The Denver Office of the Medical Examiner could not determine Placensia’s cause of death — she had 35 separate injuries to her body, including cuts and bruises, which witnesses and family members attributed to longstanding physical abuse from Mantych, now 43. None were serious enough to cause her death. She had advanced liver disease from alcohol abuse, but the medical examiner couldn’t point to that as her cause of death either.
The case went cold until 2023, when the lead detective left the Denver Police Department and joined the Denver District Attorney’s Office. He revived the investigation and sent Placensia’s case to Bill Smock, a physician with the Louisville Metro Police Department in Kentucky, who testified as an expert in the George Floyd case, for a second look.
Smock concluded she was smothered to death.
Prosecutors believe Mantych silently asphyxiated his partner at some point during the night in the dark train car. Defense attorneys argued she died of natural causes. None of the passengers or staff in the train car that night saw a confrontation between the couple, public defender Srinija Pernankil said during opening statements Tuesday.
“Not a single witness… heard fighting, arguing, struggling,” she told jurors in Denver District Court. “You will not hear from a single witness who saw or heard a conflict.”
Even Placensia’s four children, who were with the couple on the train, did not report a confrontation that night, Pernankil said. The prosecution’s expert witness, she said, came into the case years after the autopsy, looked at some photos and told prosecutors what they wanted to hear.

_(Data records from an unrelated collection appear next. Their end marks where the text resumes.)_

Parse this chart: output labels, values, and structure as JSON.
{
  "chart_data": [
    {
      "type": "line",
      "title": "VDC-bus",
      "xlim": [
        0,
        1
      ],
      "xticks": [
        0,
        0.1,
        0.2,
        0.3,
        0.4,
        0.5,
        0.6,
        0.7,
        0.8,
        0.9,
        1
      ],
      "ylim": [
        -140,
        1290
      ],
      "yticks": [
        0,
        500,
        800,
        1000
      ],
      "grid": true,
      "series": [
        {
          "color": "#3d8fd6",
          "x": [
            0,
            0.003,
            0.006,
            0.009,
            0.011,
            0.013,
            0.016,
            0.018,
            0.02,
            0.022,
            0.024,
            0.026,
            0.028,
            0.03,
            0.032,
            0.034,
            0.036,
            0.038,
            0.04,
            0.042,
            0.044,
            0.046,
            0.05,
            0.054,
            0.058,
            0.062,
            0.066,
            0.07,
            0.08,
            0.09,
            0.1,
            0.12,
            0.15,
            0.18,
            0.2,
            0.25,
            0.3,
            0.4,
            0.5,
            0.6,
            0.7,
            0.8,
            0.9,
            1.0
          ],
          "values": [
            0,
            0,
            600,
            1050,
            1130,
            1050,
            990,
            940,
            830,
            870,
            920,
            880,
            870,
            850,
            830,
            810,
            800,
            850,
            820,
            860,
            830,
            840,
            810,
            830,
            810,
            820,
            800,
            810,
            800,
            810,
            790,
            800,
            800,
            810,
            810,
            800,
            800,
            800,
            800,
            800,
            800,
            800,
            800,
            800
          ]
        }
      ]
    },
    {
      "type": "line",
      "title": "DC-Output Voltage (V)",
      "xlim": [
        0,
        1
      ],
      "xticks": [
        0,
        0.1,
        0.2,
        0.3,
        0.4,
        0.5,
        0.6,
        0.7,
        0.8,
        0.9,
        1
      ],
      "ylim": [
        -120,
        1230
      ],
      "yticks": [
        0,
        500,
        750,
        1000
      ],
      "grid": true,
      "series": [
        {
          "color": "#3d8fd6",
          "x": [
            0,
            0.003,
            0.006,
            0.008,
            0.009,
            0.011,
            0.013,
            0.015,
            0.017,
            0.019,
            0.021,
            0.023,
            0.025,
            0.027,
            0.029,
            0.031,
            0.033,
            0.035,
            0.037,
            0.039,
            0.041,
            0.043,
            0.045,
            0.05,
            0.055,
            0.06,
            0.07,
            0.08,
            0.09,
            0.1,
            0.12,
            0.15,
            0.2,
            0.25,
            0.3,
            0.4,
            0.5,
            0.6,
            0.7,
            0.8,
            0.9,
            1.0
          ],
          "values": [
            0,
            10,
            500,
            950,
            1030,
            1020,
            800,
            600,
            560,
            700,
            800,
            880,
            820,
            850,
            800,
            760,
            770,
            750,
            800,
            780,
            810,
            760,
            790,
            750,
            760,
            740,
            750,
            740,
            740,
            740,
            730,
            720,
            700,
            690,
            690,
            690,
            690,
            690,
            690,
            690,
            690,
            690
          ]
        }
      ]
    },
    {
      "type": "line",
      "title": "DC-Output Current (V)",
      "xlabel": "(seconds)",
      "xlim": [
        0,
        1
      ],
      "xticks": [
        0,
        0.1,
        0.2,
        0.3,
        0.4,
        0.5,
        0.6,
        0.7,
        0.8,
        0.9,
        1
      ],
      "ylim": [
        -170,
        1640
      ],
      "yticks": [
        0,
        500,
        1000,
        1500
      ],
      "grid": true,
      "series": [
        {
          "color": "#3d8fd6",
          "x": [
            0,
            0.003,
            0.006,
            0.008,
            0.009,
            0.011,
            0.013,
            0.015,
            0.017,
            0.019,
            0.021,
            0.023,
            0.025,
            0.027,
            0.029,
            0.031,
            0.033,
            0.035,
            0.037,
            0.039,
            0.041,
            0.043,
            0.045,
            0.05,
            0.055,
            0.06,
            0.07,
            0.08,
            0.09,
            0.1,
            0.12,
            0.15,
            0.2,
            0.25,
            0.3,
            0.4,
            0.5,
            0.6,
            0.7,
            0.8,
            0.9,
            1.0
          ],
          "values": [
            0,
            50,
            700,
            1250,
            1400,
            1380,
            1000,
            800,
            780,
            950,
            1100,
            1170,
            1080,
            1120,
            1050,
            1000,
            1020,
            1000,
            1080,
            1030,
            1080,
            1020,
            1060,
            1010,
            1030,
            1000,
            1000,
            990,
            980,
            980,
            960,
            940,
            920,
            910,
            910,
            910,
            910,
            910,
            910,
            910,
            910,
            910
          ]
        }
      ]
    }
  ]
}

But Assistant District Attorney Lara Mullin said Smock saw what Denver’s autopsy missed: telltale signs of smothering. Investigators sent Smock photos of Palencia’s autopsy, the autopsy report, witness statements and scene photographs.

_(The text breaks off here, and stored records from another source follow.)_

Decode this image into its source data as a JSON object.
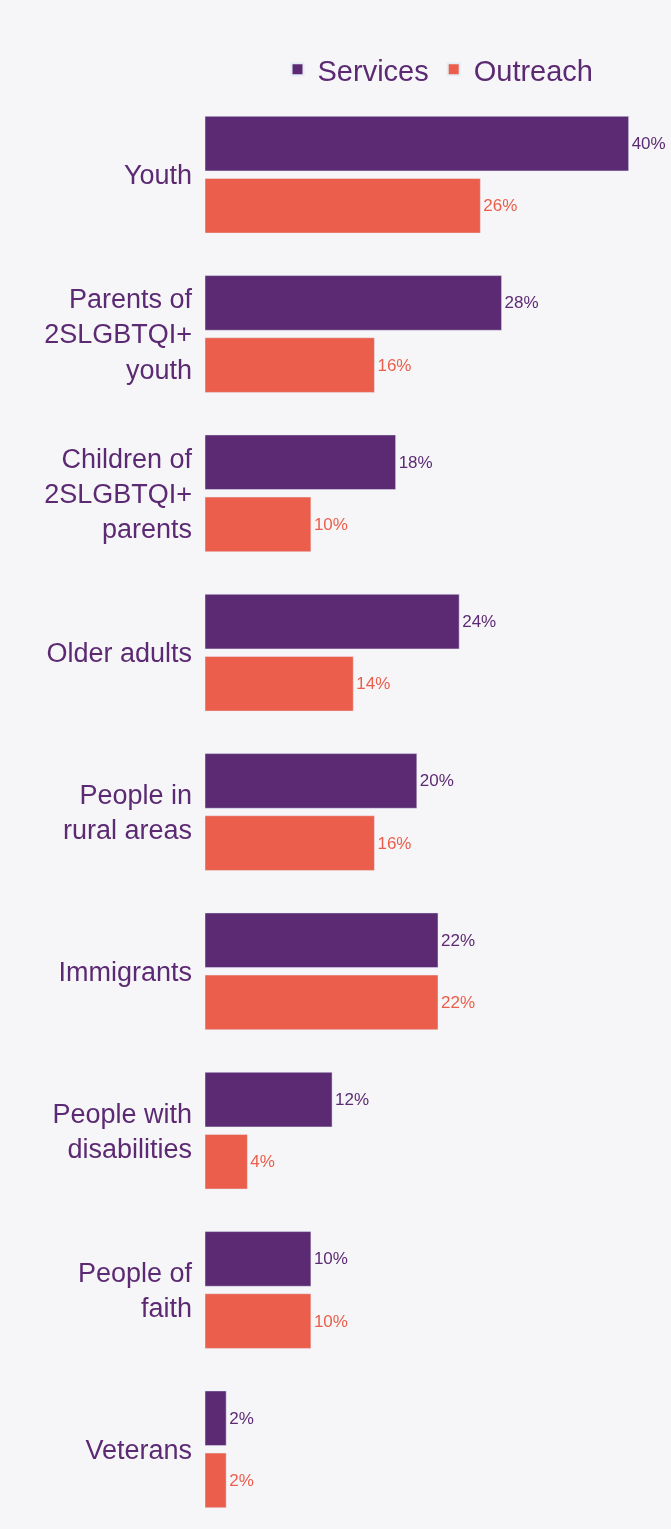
{
  "chart_data": {
    "type": "bar",
    "orientation": "horizontal",
    "legend": "top",
    "categories": [
      "Youth",
      "Parents of 2SLGBTQI+ youth",
      "Children of 2SLGBTQI+ parents",
      "Older adults",
      "People in rural areas",
      "Immigrants",
      "People with disabilities",
      "People of faith",
      "Veterans"
    ],
    "series": [
      {
        "name": "Services",
        "color": "#5c2a73",
        "values": [
          40,
          28,
          18,
          24,
          20,
          22,
          12,
          10,
          2
        ],
        "value_labels": [
          "40%",
          "28%",
          "18%",
          "24%",
          "20%",
          "22%",
          "12%",
          "10%",
          "2%"
        ]
      },
      {
        "name": "Outreach",
        "color": "#eb5e4b",
        "values": [
          26,
          16,
          10,
          14,
          16,
          22,
          4,
          10,
          2
        ],
        "value_labels": [
          "26%",
          "16%",
          "10%",
          "14%",
          "16%",
          "22%",
          "4%",
          "10%",
          "2%"
        ]
      }
    ]
  }
}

“What he saw immediately stood out,” Mullin said. “Injuries to the oral and perioral area of her mouth. Hemorrhaging inside her lips. Bruising on her jawline and face. What did these injuries say to Dr. Smock? It suggested this: smothering.”
Smock is expected to testify during the jury trial.
Denver investigators documented years of domestic violence between Mantych and Placensia ahead of the fatal train trip in a 12-page affidavit. Witnesses described Mantych beating Placensia, slapping her, giving her black eyes. They remembered that she wore long sleeves even in warm weather to cover up the injuries.
Placensia was planning to leave him once she arrived in Denver, one family member said, according to the affidavit. But Mantych had threatened to kill her if she ever tried.
Pernankil said her client was “not a perfect father, not a perfect husband,” but that his past domestic violence should not lead jurors to assume he killed Placensia on the train. Placensia suffered from severe liver disease and heart conditions that, coupled with her history of alcohol abuse, could have caused her death, Pernankil argued during opening statements.
Mantych told officers he tried to wake his girlfriend about 20 minutes before they arrived in Denver, and assumed she was sleeping deeply when she did not stir. He said he tried again 10 minutes before arrival and then sought help when she still did not respond, according to an affidavit.
Pernankil accused authorities of pursuing the case against Mantych in large part because Placensia’s family continually advocated for his arrest.
“They convinced themselves he must be the cause of Ms. Placensia’s death,” she told jurors. “…In the search for answers and the search for closure, the truth and the law should not be forgotten.”
The trial is scheduled to last through Dec. 15.